The idle ramblings of a Jack of some trades, Master of none

Oct 26, 2007

Pelagia and the Curies

The wise man knows that there are no coincidences or intents. We are all lemmings whose every action is preordained from the moment of conception, and we are dragged through our lives by the subtle gravitational forces exerted upon us by various planetary configurations, the caprice of Gods and the illusion of free will. Thus it will not surprise the wise man that I finished reading Boris Akunin's Pelagia And The Black Monk last night, and this morning I read that Eve Curie was dead, aged 102.

No, I assure you that there is no non-sequitur in this asseveration. Akunin, as I have had occasion to mention in previous posts, is the prolific writer of historical crime fiction. His hero and heroine, Fandorin and Sister Pelagia respectively, ply their trades in the Tsarist Russia of the late 19th century. The writing is arch with conversational asides from the narrator to the dear reader, full of knowing and prescient addresses, adumbrations and admonitions. Whilst in the Fandorin cycle, Akunin explores the variants of the crime genre (to wit, the locked-room mystery, the espionage story, the world-conspiracy tale and so on) in a facetious and exaggerated style, the Pelagia series is much fluffier, differentiated by weaker, repetitive plot structures. The humour is far more laboured, the successive disguises and contortions by Pelagia, a beautiful, freckled and red-headed Muscovite noblewoman-turned-nun and gymnastics teacher, are unlikelier than Fandorin's scarcely credible multifaceted skills.

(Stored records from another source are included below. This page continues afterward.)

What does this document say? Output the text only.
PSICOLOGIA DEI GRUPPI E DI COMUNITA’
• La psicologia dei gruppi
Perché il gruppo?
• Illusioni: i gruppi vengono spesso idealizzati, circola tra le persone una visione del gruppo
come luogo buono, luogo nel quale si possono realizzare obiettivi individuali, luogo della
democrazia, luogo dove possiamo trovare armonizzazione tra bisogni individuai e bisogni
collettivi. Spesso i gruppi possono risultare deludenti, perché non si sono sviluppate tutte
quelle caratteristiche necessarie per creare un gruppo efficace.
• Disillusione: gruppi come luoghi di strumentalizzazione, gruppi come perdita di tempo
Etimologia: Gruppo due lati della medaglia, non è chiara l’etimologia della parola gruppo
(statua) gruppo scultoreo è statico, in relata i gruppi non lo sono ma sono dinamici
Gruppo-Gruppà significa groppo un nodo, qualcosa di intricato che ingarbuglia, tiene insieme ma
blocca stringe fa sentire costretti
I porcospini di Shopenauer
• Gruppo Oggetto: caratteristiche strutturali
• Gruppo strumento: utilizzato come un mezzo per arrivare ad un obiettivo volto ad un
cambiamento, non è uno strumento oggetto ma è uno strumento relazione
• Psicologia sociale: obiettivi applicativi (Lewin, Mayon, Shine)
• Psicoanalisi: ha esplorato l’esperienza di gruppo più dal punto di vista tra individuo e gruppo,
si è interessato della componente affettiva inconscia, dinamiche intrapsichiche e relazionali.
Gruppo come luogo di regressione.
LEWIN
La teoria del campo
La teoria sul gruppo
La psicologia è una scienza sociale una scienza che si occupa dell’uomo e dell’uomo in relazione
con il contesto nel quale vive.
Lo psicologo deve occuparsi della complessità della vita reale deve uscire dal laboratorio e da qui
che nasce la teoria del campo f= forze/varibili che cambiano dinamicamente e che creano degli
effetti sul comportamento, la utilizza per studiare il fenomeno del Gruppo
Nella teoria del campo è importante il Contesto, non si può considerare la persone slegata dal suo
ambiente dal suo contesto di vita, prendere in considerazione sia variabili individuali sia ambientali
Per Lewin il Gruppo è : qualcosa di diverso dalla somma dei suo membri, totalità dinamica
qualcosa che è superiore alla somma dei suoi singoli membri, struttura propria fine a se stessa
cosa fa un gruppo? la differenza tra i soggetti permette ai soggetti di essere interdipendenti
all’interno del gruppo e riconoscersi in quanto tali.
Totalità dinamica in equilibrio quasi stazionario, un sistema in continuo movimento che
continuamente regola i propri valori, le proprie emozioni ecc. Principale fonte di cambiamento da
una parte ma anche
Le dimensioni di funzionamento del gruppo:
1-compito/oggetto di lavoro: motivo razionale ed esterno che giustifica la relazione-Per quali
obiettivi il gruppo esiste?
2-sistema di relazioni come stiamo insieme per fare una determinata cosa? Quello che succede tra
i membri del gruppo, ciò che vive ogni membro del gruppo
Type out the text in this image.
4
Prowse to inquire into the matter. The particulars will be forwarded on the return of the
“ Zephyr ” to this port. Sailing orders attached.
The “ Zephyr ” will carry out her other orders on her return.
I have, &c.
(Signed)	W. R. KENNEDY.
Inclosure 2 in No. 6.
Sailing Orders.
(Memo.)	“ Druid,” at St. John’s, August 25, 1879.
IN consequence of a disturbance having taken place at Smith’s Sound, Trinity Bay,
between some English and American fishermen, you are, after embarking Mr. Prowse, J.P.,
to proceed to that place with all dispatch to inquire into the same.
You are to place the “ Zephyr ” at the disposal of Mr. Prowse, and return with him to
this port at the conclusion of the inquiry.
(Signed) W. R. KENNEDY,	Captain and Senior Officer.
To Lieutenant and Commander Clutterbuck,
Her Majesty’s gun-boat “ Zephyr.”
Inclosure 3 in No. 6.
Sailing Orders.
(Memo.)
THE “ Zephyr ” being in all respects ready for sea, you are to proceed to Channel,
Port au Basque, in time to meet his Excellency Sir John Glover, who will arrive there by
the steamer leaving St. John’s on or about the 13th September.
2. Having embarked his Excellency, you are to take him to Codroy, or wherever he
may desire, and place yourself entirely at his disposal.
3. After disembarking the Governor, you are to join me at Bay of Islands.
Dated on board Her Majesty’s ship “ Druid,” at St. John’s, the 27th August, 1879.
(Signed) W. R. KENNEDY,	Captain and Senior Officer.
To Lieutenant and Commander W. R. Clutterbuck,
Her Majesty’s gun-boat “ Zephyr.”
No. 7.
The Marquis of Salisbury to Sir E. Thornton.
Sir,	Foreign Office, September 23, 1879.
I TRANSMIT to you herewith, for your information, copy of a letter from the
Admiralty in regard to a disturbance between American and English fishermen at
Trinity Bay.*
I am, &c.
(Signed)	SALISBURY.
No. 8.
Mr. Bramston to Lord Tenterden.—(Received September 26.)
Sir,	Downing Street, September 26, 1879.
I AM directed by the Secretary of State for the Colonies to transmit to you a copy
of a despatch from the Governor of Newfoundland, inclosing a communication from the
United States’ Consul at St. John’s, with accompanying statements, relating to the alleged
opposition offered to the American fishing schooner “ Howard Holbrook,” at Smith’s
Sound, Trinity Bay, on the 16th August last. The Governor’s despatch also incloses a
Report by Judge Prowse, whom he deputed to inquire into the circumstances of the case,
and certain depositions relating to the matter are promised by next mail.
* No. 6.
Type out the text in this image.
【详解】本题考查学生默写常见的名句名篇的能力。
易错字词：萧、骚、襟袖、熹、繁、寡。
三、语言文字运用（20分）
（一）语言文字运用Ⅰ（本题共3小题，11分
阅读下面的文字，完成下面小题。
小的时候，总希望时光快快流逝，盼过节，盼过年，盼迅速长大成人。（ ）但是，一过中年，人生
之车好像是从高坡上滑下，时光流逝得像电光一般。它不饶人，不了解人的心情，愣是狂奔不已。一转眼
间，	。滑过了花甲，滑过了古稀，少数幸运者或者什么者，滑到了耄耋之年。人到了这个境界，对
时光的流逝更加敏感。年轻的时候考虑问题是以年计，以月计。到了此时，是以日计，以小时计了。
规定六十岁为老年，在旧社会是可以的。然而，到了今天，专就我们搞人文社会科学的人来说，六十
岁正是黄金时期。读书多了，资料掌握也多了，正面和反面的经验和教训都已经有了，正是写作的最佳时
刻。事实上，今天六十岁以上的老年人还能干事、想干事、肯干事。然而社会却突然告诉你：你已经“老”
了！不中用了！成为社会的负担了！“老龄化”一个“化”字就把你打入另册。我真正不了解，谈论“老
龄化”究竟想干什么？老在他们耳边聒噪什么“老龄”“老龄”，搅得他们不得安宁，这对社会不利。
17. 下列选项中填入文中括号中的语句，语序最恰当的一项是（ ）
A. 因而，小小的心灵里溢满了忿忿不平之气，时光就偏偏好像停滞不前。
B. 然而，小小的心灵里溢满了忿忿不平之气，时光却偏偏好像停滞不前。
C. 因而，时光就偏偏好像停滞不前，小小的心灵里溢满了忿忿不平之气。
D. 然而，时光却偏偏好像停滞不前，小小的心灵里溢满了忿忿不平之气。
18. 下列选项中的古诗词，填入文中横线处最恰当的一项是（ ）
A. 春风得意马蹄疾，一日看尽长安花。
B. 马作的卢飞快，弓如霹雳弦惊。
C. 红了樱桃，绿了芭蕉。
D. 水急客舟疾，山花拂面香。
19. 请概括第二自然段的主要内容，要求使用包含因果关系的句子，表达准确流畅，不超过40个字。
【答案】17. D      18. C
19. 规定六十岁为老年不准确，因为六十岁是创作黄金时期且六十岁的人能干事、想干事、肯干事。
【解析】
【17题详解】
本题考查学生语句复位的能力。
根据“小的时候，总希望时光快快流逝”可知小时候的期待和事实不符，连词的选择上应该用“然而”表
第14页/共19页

And yet, both characters are engaging and sympathique, and the books offer little moments of joy in this otherwise bleak and overbearing world.
Marie Curie (holding hat), Irene (on her right), Eve (on her left), 1921
As I said, historical figures dot both series of novels. In Pelagia And The Black Monk, a physicist discovers radioactivity in the remnants of a meteorite at a Russian monastery, and develops a cordial scientific relationship with Toto and Masha in France. Unfortunately, the physicist is also insane. When his psychiatrist informs his interlocutors of this fact, they begin to ignore his missives and entreaties, much to his frustration and baffled anger. It is only towards the end of the book that we discover who Toto and Masha are: Antoine Becquerel and Marie Curie, whose work in the extraction of uranium and radium from pitchblende is known to and encouraged by our lunatic.

And it is this fact that neatly connects Pelagia with today's obituaries of Eve Curie. The second of Marie Curie's daughters, Eve was a famed beauty in her youth, no less talented than her illustrious parents and elder sister Irene. Growing up in Paris during the roaring twenties, in advance of the fashion by some 15 years, [she] discovered beach life, swimming races, sun-bathing, camping out on deserted islands, the tranquil immodesty of sport. She was a superb pianist, an irrepressible bodyguard for her mother during their fund-raising tours of the United States (she was called the girl with the radium eyes by an adoring press), an ardent partisan and supporter of the Free French against the Nazi occupation, and a widely travelled war correspondent tasked with reporting from an uninterrupted line of anti-Axis territories — some belligerent, some non-belligerent — stretching all around the earth with the Herald-Tribune. She lunched with Churchill, hobnobbed with Nehru (a handsome prince in a fairy-tale) and interviewed the Shah of Iran. Despite the fame she amassed and her brilliant achievements, she was wont modestly to point that she was the only one in her family not to have won a Nobel Prize. Movingly, too, throughout her long and storied life, she carried a survivor's guilt of being the only one in her family not to have succumbed to cancer.